Holotomography acquires >100 angularly diverse holograms to computationally reconstruct a 3D refractive index map—enabling absolute quantification of intracellular mass distribution, unlike qualitative intensity-based contrast methods.
Can the system image through standard culture inserts or transwell membranes?
Yes—provided the membrane thickness is ≤12 µm and optical clarity meets ISO 10110-2 transmission standards; recommended insertion depth ≤0.5 mm from coverslip surface.
Is STEVE software compatible with Linux-based HPC clusters for batch processing?
Yes—STEVE’s CLI mode supports Slurm and PBS job schedulers; all segmentation and quantification modules are containerized via Docker (tested on CentOS 7.9 and Ubuntu 22.04 LTS).
What regulatory documentation is provided for GxP environments?
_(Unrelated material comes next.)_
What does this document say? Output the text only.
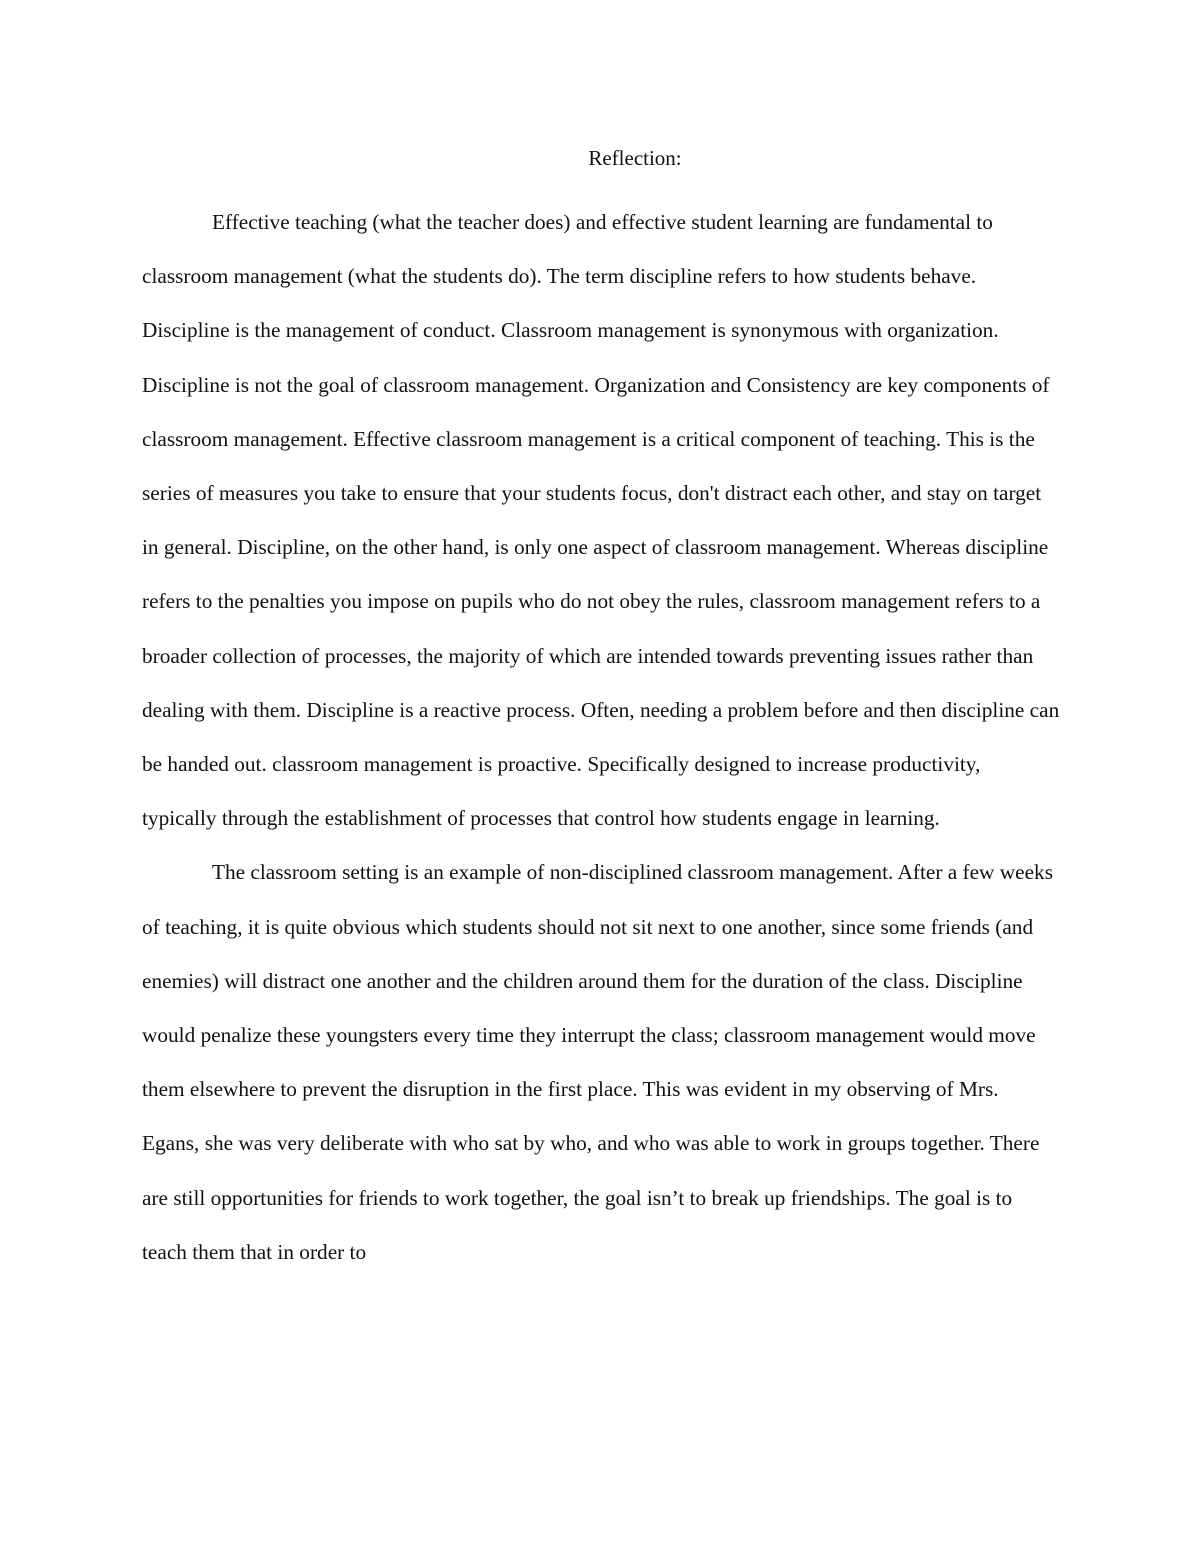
Reflection:

Effective teaching (what the teacher does) and effective student learning are fundamental to classroom management (what the students do). The term discipline refers to how students behave. Discipline is the management of conduct. Classroom management is synonymous with organization. Discipline is not the goal of classroom management. Organization and Consistency are key components of classroom management. Effective classroom management is a critical component of teaching. This is the series of measures you take to ensure that your students focus, don't distract each other, and stay on target in general. Discipline, on the other hand, is only one aspect of classroom management. Whereas discipline refers to the penalties you impose on pupils who do not obey the rules, classroom management refers to a broader collection of processes, the majority of which are intended towards preventing issues rather than dealing with them. Discipline is a reactive process. Often, needing a problem before and then discipline can be handed out. classroom management is proactive. Specifically designed to increase productivity, typically through the establishment of processes that control how students engage in learning.

The classroom setting is an example of non-disciplined classroom management. After a few weeks of teaching, it is quite obvious which students should not sit next to one another, since some friends (and enemies) will distract one another and the children around them for the duration of the class. Discipline would penalize these youngsters every time they interrupt the class; classroom management would move them elsewhere to prevent the disruption in the first place. This was evident in my observing of Mrs. Egans, she was very deliberate with who sat by who, and who was able to work in groups together. There are still opportunities for friends to work together, the goal isn’t to break up friendships. The goal is to teach them that in order to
Nanolive supplies IQ/OQ/PQ protocols, traceable calibration certificates (NIST-traceable reference beads), and a 21 CFR Part 11 compliance package including electronic signature workflows and immutable audit log exports.
Does the system require environmental vibration isolation?
No active isolation table is required; the optical design incorporates passive damping and real-time wavefront correction, achieving <5 nm RMS path-length stability on standard optical benches per ISO 10110-5.